Пожимая руку Ване, он многозначительно подмигивает.
— Тоже артиллерист. Бывший, конечно.
— Небось дивизией командовали, товарищ Барабанов? — уже расхрабрился Ваня.
— Не совсем дивизией, но вроде — я больше по политчасти, — отвечает Сергей Владимирович. — Ну, что ж, добро пожаловать! — закончил он и широко распростёр руки…
Иван Бровкин сидит за рулём трактора.
Снова расстилается безграничная вспаханная степь, чёрная, как вороново крыло. А слева — целина… целина… ещё не тронутая плугом целина.
Абаев, голый по пояс, наставляет аппарат «ФЭД», собираясь кого-то фотографировать.
Молодой врач совхоза Ирина, приложив ухо к груди Бровкина, выслушивает его; зная, что её снимают, — она улыбается. Улыбается и Иван, выпятив вперёд грудь.
Абаев щёлкнул аппаратом.
— У вас сердце, как у всех влюблённых, — обращается Ирина к Ивану. — С таким сердцем можно двести лет прожить.
— А вот с моим и ста не проживёшь! — ударяя себя в грудь, жалуется Абаев, глядя на Ирину влюблёнными глазами. — Вот это вам, Ирина Николаевна, — продолжает он, разворачивая перед Ириной толстую пачку фотографий, где она изображена и во время прогулки, и на работе, и грустной, и смеющейся, — словом, целую фотогаллерею.
И снова слышится жалостливый голос Абаева:
— А вы говорите: двести лет жить. Дай бог, как-нибудь до ста дотянуть…
— Вы неисправимы, Мухтар, — смеётся Ирина.
— Зачем мне исправляться, Ирина Николаевна? Я и не собираюсь… Я любить хочу…
— Ну, довольно шутить, — уже серьёзно говорит Ирина и передаёт Абаеву резиновую трубку спирометра (аппарат для проверки объёма легких).
Абаев выдувает, и на шкале вода поднимается до уровня 3600 кубических сантиметров.

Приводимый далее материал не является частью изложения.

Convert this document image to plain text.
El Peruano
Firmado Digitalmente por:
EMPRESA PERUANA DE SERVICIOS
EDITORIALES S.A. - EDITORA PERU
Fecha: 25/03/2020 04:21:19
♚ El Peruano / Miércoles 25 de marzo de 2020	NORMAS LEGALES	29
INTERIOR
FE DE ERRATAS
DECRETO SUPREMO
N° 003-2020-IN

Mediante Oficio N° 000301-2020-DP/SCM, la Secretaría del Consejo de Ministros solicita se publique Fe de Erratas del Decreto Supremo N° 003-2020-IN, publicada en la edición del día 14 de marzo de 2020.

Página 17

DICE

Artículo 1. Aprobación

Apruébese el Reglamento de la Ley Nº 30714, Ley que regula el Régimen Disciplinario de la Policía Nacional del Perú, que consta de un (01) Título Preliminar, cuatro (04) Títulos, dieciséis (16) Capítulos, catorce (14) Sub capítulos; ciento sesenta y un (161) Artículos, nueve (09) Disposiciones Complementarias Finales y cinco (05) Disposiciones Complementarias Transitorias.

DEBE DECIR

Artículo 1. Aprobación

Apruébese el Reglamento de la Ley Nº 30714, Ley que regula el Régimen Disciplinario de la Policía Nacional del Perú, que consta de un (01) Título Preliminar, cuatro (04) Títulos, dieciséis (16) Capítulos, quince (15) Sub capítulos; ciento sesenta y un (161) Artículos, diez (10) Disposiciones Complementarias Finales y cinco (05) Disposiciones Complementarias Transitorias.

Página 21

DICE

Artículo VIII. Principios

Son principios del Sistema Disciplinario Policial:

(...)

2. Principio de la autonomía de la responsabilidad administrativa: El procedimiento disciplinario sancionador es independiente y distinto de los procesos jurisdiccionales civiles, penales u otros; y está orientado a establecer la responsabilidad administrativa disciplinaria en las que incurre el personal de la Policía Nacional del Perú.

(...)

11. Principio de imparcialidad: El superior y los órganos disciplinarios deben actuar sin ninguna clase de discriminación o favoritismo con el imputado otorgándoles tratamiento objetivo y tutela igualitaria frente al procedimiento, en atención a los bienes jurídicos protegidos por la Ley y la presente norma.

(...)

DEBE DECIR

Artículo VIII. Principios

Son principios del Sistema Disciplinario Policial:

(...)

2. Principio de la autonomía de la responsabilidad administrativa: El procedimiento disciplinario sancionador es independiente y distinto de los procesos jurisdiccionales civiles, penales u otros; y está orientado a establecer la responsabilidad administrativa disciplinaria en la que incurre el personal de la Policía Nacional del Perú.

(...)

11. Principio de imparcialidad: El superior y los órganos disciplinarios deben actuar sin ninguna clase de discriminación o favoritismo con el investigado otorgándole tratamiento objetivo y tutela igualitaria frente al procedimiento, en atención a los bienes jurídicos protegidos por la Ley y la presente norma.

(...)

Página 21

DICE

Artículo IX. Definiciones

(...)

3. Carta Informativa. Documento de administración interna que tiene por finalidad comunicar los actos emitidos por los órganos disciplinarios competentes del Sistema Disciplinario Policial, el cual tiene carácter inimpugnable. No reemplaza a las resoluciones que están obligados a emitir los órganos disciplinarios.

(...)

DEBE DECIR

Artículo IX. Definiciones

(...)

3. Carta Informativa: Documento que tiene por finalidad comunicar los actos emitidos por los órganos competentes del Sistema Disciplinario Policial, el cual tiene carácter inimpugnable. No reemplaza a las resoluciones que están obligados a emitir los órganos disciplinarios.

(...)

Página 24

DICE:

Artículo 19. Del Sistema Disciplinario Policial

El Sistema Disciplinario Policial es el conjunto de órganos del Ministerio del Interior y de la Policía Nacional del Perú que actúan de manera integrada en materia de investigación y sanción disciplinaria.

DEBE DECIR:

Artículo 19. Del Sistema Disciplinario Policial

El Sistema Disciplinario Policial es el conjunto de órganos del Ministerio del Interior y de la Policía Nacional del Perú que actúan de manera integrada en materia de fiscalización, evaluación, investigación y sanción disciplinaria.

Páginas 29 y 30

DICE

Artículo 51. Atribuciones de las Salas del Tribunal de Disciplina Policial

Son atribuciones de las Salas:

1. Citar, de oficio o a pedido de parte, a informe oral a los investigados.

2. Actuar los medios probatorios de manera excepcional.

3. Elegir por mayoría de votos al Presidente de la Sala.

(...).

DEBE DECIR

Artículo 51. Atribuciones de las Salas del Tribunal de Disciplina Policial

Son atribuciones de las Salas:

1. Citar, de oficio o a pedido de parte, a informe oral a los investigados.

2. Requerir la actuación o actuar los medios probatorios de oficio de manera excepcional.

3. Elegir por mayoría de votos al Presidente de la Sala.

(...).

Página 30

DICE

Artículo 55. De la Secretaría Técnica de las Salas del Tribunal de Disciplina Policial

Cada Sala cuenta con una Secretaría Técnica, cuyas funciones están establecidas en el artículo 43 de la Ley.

— Молодец! — говорит Ирина, записывая данные в карточку.
Иван берёт резиновую трубку и начинает выдувать воздух. Вода поднимается до 3000… 3500… 4000… Наконец, она пробивает крышку и вырывается наружу. Удивлённая Ирина, широко раскрыв глаза, спрашивает:
— Вы что? Это на самом деле или вы что-то подстроили?
— Как можно подстроить, — улыбается Иван, будто для него это плёвое дело и он может выдуть куда больше.
— Так и есть, никакого мошенничества, — вмешивается в разговор Абаев. — Вздыхает целыми днями о Любаше, вот и лёгкие от тоски раздулись… Правда, иногда он может и смошенничать.
— Да что ты! — Ваня недоумённо пожимает плечами.
— Вот, например, обратите внимание, — продолжает Абаев и, взяв трубку, начинает выдувать. На шкале сначала 3000, потом 4000, затем вода выливается наружу…
Ирина хохочет.
— Ну, дорогие мои больные, не мешайте мне работать, уходите-ка отсюда.
«Моя дорогая мама», — читает вслух письмо Евдокия Макаровна, обливаясь слезами. Она сидит дома, в своей комнате, у печки. Здесь же несколько соседок.
Слышно, как завывает ветер; стёкла окон разукрашены морозом. Глубокая зима.
«Здесь, на целине, сейчас зима, как и в нашей деревне. Так же воет ветер, а метель ещё сильнее, чем у нас, — здесь ведь степь».
Евдокия Макаровна вытирает слёзы.
— Степь… холод… ветер… а тёплое бельё дома оставил, — горько качает она головой и продолжает читать.
«Народу у нас много — весело… Скучно здесь не бывает…».
Раздается хохот.
— Конечно, там ему не скучно, — ехидно замечает Акулина, женщина с румяными щеками, похожая на самоварную бабу. — С такой девушкой не заскучаешь, — и она рассматривает фотографию Ирины, выслушивающей Бровкина.
— Ишь как прилипла к нему! Ещё улыбается, бесстыдница! — говорит другая соседка, глядя на фотографию.